Posting here because I bet this is of wider interest or experience than just us, and I bet this will start happening more.
We’re installing into the IBM public cloud and hitting docker.io rate limits pulling KOTs images, eg docker.io/kotsadm/minio:0.20231220.010002-r2 etc, even if we manually pull with docker CLI there. One hypothesis is IBM is routing through a small number of egress IPs and all those requests count against rate limits at Docker.
As a workaround in a “brown listed” environment like that, it seems like you could use the private registry airgap procedure to install KOTs and then use the regular online install which will pull from proxy.replicated.com … yes?
Longer term though, would it make sense to move the KOTs images off docker.io?

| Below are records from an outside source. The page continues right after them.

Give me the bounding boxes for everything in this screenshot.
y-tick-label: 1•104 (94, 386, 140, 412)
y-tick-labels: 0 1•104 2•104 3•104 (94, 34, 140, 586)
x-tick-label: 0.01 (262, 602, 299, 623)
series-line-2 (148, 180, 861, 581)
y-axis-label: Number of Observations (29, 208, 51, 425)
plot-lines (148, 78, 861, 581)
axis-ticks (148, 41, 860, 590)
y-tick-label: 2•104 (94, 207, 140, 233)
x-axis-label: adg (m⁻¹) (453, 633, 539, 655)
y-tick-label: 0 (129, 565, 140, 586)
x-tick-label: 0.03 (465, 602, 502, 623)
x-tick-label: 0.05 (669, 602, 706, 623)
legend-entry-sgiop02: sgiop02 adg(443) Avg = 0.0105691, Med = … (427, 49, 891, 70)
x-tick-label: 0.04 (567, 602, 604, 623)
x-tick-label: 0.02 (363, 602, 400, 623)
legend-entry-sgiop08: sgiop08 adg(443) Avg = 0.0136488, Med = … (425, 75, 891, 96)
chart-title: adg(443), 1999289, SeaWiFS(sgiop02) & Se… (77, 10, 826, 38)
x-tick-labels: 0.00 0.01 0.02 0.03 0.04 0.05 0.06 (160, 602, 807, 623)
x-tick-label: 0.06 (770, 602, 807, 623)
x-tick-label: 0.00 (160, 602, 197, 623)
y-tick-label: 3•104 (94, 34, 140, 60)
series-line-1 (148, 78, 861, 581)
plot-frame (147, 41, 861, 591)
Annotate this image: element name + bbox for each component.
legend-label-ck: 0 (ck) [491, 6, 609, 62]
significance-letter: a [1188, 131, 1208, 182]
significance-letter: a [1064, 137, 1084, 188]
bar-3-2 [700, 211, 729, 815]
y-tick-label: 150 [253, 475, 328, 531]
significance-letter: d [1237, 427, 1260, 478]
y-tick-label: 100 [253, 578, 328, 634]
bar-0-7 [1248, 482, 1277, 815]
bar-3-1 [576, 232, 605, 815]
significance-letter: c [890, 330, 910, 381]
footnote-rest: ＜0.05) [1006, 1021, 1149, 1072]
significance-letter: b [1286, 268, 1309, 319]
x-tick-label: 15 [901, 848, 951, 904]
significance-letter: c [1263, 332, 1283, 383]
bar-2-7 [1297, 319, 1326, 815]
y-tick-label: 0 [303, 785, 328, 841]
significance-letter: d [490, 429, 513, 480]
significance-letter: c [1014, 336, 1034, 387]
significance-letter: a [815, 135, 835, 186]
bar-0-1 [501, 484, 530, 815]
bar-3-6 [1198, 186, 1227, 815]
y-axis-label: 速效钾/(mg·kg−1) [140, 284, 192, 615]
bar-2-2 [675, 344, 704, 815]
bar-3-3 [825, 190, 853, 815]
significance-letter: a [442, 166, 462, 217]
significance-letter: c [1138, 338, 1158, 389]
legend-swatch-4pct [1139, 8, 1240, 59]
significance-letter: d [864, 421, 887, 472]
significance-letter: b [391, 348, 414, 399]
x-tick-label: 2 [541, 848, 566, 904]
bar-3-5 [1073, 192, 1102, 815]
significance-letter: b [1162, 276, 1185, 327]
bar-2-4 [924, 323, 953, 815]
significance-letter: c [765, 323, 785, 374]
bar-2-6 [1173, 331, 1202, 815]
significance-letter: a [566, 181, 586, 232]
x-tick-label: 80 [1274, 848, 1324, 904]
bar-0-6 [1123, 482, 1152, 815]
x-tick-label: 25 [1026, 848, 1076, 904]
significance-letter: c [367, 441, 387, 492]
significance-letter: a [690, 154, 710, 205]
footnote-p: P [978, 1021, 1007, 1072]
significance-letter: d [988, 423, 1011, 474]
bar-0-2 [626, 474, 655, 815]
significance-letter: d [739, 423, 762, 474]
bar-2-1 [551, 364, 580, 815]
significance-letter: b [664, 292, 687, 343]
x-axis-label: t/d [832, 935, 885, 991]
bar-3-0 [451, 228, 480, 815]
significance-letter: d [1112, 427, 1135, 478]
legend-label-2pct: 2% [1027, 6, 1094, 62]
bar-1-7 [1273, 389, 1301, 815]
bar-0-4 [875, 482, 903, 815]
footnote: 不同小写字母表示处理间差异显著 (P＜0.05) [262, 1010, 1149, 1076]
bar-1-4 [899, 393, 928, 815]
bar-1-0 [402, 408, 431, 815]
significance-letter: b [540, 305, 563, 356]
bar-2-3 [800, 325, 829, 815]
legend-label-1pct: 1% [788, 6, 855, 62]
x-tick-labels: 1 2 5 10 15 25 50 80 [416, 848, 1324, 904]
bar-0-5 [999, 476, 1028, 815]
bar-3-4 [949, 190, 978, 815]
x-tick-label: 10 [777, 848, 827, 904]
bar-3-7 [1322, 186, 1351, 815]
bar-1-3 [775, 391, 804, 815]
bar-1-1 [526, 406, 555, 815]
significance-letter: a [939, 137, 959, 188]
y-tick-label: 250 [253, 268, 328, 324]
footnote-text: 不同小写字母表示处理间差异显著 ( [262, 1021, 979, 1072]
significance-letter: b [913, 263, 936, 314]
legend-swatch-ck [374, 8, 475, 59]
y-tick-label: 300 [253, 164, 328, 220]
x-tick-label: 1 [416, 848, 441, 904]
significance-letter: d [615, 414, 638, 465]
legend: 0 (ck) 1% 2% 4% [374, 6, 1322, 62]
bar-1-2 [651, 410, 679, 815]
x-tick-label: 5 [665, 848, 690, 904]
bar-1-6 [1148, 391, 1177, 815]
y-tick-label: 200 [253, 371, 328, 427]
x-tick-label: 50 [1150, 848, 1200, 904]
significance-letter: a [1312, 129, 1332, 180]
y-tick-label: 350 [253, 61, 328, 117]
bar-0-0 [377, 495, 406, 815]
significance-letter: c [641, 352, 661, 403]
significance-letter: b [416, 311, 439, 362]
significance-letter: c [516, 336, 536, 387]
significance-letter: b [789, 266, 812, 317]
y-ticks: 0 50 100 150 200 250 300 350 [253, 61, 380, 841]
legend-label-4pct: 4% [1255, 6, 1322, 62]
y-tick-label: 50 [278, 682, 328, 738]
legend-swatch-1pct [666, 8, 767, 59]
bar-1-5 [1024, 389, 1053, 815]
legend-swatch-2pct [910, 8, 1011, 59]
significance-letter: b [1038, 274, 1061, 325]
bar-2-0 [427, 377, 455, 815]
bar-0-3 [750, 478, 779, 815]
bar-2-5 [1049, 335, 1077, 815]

Hey, @Mitch. My recommendation today is to set proxyPublicImages: true in your kind: Application. This field isn’t currently documented, but we’re going to add docs for it. When KOTS sees this, it will proxy public images in addition to private ones. Add Docker Hub credentials to the Vendor Portal (docs), and then the Docker Hub rate limit will be dramatically higher and avoid this issue, because the pulls aren’t anonymous.
We have considered moving our images to our Replicated registry, and that would help for Helm installs too. No ETA on that yet though.
I see the lovely design doc in the KOTs repo – is that still roughly the plan?
If I understand this right, proxyPublicImages will solve pulling a vendor’s public images as KOTs but also the kotsadm images too for the very beginning of kubectl kots install?
On second thought, unfortunately proxyPublicImages will only handle the images in your application and not the KOTS images themselves. Thanks for catching that.
You could try to the workaround you mentioned. I don’t see why that wouldn’t work. Moving the images is a good thing to consider in the medium term though.
This is the second time we’ve hit some docker.io rate limits doing ordinary installs in a public cloud and I suspect as Docker continues to monetize, this will happen to more end users. Not super urgent for us, but on the radar.
Just an FYI, for Embedded Cluster we are doing some work to pull our own Helm charts and images through the proxy service (proxy.replicated.com). We’re also caching some things pulled through the proxy service. So one thing we could consider is patching our deployments to reference the images for KOTS and its dependencies through our proxy service. I think that would help alleviate this situation too, but let me know what you think.